HADRON AGE SF (40)
October 5, 2022
One in a series of posts about the 75 best sf adventures published during the genre’s Hadron Age era (from 2004–2023, according to HILOBROW’s periodization schema). For Josh Glenn’s Hadron Age Sci-Fi 75 list (a work in progress), click here.
Alix E. Harrow’s The Ten Thousand Doors of January (2020).

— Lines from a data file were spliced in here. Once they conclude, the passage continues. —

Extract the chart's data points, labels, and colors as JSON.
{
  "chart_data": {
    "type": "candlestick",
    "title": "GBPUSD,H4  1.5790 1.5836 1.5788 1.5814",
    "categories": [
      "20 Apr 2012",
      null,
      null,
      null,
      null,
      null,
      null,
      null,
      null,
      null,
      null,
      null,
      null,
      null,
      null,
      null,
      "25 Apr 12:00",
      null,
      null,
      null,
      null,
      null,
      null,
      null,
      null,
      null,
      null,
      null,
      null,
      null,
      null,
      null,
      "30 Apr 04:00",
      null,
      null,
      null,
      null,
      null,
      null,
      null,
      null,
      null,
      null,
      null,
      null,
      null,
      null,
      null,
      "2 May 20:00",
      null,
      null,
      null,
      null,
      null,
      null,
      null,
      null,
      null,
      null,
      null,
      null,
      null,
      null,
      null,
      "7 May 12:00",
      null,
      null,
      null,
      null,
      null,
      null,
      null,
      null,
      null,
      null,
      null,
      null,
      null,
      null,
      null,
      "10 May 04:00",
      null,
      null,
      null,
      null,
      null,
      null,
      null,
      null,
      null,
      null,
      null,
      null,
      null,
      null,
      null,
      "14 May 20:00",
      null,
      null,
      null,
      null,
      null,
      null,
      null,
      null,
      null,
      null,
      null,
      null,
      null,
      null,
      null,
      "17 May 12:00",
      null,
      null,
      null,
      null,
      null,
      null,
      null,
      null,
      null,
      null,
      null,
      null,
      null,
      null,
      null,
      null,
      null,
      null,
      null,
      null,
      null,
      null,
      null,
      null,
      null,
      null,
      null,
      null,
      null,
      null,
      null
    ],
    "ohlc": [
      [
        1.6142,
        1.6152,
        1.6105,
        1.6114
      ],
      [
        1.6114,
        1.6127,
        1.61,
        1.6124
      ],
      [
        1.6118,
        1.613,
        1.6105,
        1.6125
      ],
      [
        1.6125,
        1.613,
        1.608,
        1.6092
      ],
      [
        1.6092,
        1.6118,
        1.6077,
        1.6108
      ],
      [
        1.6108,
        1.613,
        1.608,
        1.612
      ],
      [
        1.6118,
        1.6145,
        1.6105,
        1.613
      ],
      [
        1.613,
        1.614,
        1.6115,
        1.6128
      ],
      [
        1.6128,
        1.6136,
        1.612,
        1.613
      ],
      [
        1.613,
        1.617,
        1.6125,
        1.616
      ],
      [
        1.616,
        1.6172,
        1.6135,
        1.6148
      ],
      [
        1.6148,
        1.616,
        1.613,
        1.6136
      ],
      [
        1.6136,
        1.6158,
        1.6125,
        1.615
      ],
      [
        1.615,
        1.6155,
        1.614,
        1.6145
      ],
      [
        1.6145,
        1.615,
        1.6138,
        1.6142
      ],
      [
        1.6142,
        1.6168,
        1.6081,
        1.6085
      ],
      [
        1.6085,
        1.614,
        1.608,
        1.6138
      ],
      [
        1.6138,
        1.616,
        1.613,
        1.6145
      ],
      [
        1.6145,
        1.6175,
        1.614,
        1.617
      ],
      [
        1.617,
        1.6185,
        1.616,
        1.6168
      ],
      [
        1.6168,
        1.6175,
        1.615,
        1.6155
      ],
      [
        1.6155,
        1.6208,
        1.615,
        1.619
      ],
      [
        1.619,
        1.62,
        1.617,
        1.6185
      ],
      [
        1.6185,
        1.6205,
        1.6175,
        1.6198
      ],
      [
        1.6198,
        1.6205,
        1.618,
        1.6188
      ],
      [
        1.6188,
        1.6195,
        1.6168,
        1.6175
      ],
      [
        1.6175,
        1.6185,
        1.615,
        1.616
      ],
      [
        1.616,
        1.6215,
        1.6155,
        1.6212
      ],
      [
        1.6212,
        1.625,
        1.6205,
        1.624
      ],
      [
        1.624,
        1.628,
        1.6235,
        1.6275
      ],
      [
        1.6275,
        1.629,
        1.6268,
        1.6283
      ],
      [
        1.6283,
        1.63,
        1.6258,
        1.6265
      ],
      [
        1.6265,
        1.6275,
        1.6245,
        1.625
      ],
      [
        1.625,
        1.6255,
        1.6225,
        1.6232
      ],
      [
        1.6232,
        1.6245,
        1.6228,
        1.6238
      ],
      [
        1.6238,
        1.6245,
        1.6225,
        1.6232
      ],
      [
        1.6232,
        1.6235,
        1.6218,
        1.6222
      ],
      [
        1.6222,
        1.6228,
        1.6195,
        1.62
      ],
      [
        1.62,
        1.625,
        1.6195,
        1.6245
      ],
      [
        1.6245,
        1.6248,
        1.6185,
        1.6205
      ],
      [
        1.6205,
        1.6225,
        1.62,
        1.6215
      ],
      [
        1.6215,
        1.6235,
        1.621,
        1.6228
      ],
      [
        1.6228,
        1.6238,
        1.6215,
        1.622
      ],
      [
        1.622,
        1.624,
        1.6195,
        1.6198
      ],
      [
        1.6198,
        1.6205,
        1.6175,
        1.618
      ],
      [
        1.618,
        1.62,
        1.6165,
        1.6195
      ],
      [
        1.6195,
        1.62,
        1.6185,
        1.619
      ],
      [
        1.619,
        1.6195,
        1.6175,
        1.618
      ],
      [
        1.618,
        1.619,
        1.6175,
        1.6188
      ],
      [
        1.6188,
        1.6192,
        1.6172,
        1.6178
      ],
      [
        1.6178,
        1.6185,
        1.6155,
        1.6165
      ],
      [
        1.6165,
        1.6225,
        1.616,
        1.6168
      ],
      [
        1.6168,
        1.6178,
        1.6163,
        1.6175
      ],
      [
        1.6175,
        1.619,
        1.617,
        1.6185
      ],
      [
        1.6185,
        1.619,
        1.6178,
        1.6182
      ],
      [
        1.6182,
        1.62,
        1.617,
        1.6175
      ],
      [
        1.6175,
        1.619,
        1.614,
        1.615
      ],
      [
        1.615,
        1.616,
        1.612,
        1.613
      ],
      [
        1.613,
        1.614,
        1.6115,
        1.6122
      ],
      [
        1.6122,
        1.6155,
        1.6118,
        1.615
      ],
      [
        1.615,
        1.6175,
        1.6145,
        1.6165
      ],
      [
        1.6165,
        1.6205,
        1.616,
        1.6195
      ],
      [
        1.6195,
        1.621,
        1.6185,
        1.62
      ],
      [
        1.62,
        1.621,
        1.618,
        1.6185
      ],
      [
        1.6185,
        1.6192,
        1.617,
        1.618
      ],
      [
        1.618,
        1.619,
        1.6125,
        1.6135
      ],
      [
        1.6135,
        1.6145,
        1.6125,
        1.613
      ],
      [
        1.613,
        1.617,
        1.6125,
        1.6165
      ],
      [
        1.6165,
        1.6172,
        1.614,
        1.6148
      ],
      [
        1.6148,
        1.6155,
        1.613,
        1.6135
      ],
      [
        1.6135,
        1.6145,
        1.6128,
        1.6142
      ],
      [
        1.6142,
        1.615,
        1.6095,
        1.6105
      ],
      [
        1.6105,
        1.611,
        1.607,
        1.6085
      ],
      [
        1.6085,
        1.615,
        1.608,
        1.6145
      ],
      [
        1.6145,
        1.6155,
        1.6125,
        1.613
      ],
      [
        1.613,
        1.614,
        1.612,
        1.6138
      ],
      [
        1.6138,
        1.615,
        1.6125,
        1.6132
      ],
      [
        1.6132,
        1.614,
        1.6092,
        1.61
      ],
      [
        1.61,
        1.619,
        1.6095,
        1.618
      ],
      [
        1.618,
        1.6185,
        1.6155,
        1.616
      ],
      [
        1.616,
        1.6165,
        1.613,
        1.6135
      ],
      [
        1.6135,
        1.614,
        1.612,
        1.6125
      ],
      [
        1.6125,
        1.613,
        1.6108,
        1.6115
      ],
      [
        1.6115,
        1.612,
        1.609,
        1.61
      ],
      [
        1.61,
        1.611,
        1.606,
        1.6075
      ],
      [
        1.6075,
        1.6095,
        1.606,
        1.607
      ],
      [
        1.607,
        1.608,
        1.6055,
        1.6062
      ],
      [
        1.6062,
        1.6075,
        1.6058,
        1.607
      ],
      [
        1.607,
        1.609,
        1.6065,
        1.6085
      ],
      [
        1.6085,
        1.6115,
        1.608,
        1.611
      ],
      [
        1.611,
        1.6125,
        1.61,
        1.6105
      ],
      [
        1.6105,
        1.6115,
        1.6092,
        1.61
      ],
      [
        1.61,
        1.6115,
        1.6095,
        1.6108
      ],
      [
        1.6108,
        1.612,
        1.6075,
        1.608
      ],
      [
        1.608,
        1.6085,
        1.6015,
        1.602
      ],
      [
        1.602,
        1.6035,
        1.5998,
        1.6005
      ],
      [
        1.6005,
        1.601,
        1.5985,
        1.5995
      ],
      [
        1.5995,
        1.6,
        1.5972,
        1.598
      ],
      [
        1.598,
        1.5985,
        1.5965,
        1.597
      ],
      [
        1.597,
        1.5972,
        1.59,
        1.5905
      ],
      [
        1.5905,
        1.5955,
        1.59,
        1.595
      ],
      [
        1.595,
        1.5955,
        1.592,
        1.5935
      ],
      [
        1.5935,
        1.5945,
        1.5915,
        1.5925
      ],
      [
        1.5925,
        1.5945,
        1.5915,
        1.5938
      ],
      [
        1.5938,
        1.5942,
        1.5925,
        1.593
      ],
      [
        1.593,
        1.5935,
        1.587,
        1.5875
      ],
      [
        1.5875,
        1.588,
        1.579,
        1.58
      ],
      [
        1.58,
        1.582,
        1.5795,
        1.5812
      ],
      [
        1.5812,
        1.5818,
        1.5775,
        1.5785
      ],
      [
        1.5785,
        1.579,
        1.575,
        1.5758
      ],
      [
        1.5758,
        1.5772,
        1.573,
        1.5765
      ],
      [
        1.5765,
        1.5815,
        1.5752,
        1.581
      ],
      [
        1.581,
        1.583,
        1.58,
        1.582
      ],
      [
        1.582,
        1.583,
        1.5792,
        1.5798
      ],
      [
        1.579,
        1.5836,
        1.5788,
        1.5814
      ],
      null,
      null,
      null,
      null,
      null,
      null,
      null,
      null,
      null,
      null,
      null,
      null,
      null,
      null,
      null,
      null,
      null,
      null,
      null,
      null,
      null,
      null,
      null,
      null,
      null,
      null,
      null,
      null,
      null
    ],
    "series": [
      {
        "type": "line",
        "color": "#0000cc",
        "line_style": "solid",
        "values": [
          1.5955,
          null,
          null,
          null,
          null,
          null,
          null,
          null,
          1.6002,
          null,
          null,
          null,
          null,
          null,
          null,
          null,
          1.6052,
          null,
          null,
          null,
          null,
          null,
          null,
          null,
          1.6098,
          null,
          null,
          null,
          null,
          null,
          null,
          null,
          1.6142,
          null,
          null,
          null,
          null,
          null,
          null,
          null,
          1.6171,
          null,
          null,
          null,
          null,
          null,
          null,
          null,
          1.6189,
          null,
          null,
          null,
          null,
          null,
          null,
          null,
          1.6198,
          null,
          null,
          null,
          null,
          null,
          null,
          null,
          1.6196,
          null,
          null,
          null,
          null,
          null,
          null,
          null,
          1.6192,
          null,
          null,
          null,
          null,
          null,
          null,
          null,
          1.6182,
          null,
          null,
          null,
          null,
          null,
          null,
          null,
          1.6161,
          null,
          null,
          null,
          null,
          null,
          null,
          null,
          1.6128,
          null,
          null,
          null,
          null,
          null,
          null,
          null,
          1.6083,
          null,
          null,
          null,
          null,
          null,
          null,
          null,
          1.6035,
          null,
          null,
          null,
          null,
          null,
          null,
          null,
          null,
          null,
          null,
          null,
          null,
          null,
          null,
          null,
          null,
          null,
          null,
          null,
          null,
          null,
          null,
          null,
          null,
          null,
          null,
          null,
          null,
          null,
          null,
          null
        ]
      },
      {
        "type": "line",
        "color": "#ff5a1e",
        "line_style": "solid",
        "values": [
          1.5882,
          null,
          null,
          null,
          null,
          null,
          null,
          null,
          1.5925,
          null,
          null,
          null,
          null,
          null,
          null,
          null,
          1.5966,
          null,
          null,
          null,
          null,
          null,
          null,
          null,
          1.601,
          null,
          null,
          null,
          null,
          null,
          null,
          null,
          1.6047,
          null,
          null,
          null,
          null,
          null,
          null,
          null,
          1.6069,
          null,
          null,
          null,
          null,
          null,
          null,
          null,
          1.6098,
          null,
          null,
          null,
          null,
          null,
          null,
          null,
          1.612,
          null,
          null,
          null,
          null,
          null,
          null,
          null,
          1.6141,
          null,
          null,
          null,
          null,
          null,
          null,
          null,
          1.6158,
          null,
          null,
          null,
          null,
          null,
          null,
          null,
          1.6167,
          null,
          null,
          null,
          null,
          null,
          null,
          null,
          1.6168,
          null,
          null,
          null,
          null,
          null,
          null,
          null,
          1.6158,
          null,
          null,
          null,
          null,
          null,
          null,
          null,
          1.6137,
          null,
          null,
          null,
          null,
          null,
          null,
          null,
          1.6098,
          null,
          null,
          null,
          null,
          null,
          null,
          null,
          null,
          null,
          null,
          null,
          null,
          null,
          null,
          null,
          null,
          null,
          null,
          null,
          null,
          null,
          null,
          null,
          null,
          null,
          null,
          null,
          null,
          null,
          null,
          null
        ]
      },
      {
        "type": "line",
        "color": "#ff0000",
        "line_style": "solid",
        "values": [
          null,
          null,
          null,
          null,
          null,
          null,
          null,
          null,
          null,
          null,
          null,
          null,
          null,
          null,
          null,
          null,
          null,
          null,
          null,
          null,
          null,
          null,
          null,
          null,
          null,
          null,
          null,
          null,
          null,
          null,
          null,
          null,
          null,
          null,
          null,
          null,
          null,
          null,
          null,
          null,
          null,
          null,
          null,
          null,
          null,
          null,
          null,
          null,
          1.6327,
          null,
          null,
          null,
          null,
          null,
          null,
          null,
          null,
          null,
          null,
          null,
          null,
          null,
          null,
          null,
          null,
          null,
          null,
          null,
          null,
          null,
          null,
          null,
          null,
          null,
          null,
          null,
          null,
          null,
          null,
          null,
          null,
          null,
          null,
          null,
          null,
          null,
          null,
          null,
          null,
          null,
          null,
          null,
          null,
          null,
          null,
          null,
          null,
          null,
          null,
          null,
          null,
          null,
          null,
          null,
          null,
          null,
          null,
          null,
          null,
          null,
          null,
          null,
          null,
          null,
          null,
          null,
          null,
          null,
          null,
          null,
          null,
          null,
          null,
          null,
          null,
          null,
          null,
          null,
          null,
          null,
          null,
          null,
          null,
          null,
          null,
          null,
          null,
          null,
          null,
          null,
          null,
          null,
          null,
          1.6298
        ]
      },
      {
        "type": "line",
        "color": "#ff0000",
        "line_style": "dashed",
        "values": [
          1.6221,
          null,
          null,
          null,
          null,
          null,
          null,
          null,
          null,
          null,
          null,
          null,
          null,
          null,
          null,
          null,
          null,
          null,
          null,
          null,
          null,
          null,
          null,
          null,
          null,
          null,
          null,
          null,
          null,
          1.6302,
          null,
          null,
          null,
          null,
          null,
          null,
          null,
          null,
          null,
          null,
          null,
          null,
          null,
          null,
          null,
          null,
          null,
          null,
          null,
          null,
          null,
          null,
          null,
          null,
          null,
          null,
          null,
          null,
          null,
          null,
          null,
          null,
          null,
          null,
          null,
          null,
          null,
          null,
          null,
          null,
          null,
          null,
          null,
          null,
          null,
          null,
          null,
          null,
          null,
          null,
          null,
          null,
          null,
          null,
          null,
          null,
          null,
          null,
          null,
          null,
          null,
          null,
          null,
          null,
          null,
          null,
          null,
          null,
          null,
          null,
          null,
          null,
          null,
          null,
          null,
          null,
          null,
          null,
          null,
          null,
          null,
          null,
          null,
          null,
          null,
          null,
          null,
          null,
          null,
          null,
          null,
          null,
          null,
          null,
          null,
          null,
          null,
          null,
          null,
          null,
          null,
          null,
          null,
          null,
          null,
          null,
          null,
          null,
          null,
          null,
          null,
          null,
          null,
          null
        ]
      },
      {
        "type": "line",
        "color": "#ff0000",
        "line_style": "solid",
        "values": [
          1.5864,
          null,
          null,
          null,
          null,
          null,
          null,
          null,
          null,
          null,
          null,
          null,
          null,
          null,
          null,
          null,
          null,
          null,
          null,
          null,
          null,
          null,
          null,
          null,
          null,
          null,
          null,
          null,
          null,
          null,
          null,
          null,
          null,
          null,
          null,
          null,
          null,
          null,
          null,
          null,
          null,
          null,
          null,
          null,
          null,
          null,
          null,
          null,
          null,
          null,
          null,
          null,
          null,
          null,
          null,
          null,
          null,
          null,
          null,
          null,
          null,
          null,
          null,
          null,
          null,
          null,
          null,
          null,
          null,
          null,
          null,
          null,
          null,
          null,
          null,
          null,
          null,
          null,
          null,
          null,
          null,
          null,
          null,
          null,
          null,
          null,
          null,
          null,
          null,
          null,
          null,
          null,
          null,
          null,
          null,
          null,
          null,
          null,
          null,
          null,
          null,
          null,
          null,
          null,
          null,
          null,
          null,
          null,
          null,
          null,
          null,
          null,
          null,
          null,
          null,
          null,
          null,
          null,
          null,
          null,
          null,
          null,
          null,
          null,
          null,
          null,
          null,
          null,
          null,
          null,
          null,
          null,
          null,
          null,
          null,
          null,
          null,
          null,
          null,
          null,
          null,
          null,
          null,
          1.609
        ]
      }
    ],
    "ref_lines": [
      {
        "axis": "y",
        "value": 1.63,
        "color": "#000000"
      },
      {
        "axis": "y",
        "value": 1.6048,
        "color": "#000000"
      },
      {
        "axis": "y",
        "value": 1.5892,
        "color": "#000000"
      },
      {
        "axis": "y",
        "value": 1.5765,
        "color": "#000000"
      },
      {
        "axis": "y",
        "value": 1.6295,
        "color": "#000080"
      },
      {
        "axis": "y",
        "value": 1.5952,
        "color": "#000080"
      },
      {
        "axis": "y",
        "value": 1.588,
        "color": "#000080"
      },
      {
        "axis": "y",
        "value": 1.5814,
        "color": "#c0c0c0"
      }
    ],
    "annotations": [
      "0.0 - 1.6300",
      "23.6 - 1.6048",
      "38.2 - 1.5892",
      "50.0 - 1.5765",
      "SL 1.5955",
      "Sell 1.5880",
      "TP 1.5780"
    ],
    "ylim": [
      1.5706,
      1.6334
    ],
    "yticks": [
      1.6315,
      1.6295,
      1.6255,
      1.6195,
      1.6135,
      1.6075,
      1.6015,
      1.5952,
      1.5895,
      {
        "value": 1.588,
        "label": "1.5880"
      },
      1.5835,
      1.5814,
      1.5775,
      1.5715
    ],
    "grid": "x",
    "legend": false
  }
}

Harrow’s debut novel, set in 1901, concerns January Scaller, a red-skinned young woman whose father works for a Locke, a robber baron in the mold of William Randolph Hearst. Her mother, she believes, is dead. She discovers that our world contains all sorts of “Doors” leading to other worlds; in fact, many of the most consequential shifts in the history of humankind may have had something to do with these doors. Visitors from other worlds have been here; and some of us have visited their worlds too, returning with dangerously subversive ideas and know-how. When Scaller’s father disappears, January goes on the run; and discovers, in doing so, not only that Locke has enriched himself by exploiting these Doors… but that a reactionary — racist, sexist, misogynist — secret society exists whose mission it is to close the Doors forever. January’s autobiographical narrative, spanning decades, is interleaved with passages from a mysterious book, by “Yule Ian Scholar” — a work of fiction, or not? — that will help her understand the Doors… and her own mysterious origins, as well. Accompanied by a cadre of friends — Samuel, the grocer’s son; Jane, a Kenyan woman sent by her father to be her companion; and Bad, her ferocious dog — January roams the country, avoiding vampires and assassins, in search of a Door that will lead her… home. Along the way, she discovers the world-making and -remaking power of story telling.
Fun facts: Asked about her inspiration for the places to which her fictional Doors lead, Harrow said, “I worked backwards, beginning with a story or event in our world and imagining the secret Door that might exist behind it. The Indian Rebellion of 1857. Toussaint L’Ouverture’s revolution. Selkie stories in Maine and boo-hangs in New Orleans.”